With an interim CEO and the report Tuesday that it spilled more red ink last year, Houston-based independent power producer Dynegy Inc. warned Wednesday in a 10-K Securities and Exchange Commission filing that it may file for bankruptcy if it doesn’t renegotiate new terms with its creditors. In the meantime, four new directors joined the Dynegy board on Wednesday.

Last month the company announced a senior management shakeup as it terminated an offer to be bought by a unit controlled by billionaire Carl Icahn, a major shareholder in the company (see Daily GPI, Feb. 23). CEO Bruce Williamson and CFO Holli Nichols resigned, effective this Friday (March 11), and five board members decided to step down at the annual shareholders meeting set for June 15.

On Tuesday Dynegy reported continuing quarter-over-quarter and year-over-year losses, albeit smaller than the 2009 red ink — 4Q2010 showed a loss of $164 million ($1.36/share), compared with $355 million ($2.33) in losses for the same period the previous year; for all of 2010, Dynegy lost $234 million ($1.95), compared with $1.2 billion ($7.60) in losses for all of 2009.

Still operating 17 electric generation plants in six states, Dynegy said in the SEC filing that it is trying to rework its largest, $1.8 billion credit facility, which it expects to be a smaller amount for a higher cost of borrowing. Thus, the company faces the prospect of potentially having to take on more debt or sell more equity.

Noting in the SEC filing that there is no assurance it will be successful with any of its current options, Dynegy said it could file for Chapter 11 bankruptcy or be forced into an involuntary one.

“Continued low power prices over the past two years have had a significant adverse impact on our business,” Dynegy said in the SEC filing. “Further, as our credit rating has declined, counterparty requirements for posting collateral in support of our risk management positions have become more stringent. Over the next 12 months, we expect that we will continue to need to utilize our credit facility through the issuance of letters of credit and/or through the drawing of cash, or secure additional sources of capital to continue to meet our operating needs.”

The latest developments come after two buyout offers by its major shareholders — Icahn and Seneca Capital — were rejected by a majority of Dynegy shareholders despite being recommended by the board (see Daily GPI, Feb. 10). Three of the four new directors announced Wednesday were nominated by either Icahn or Seneca.

The quick action in approving the new directors “demonstrates the board’s commitment to an expeditious and orderly transfer of leadership at Dynegy,” said Board Chairman Patricia Hammick. “The board has recognized the desire of our stockholders to pursue a different path for the company…the new directors will take the lead in charting a course forward — both in selecting new board members and new executive leadership.”
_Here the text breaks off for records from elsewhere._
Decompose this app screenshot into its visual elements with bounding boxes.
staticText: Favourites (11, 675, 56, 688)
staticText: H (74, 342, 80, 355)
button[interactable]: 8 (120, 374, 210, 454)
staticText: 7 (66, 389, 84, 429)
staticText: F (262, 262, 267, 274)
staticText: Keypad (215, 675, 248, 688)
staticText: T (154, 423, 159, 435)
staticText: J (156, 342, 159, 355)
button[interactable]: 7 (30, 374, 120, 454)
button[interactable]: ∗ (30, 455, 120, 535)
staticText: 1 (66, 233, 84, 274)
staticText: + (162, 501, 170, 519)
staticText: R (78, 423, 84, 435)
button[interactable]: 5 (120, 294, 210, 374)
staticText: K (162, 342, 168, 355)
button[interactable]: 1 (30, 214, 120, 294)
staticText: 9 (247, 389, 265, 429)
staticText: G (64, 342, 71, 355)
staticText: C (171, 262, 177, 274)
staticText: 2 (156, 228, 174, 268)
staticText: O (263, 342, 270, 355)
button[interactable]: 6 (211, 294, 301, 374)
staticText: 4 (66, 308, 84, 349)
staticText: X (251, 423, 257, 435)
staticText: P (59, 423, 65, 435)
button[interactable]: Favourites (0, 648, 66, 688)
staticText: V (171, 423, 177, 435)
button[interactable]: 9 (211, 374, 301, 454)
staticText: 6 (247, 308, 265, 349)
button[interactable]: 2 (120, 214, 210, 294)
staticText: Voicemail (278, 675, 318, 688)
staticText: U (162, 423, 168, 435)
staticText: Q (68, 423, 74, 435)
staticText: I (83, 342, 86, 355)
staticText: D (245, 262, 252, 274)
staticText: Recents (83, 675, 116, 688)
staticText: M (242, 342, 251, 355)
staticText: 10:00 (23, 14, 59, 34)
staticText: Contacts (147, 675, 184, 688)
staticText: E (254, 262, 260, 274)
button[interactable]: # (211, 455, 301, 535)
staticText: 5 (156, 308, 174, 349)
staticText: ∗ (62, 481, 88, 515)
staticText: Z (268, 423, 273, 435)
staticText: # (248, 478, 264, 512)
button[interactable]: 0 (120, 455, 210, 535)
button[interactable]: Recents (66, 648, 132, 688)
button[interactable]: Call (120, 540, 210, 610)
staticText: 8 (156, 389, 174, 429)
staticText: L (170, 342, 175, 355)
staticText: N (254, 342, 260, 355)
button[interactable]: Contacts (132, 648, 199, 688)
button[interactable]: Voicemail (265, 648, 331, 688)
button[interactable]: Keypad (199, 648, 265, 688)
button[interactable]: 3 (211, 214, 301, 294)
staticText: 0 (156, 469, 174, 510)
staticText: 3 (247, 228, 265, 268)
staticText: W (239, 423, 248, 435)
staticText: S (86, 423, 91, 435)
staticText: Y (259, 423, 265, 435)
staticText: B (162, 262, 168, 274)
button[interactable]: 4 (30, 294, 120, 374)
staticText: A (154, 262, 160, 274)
In February a merger agreement with billionaire Icahn’s Icahn Enterprises LP failed to get enough shareholder support to complete the deal, so it automatically was terminated. Icahn’s offer originally had a late January deadline and then one earlier this month, both of which were extended, ostensibly to await federal regulatory approvals (see Daily GPI, Feb. 11).

Recommended by the Dynegy board, the Icahn tender offer was for $5.50/share, or $665 million in aggregate, for Dynegy. Icahn earlier had announced that approximately 5.4 million shares (4.41%) of Dynegy’s common stock had been tendered as of the end of the business day Feb. 9, the previous deadline for the tender offer. The offer had initially been scheduled to expire Jan. 25.

Earlier in 2010 one of the company’s solicited bids — from a private equity firm, The Blackstone Group — for $4.50/share initially and raised to $5/share subsequently was rejected by shareholders, too.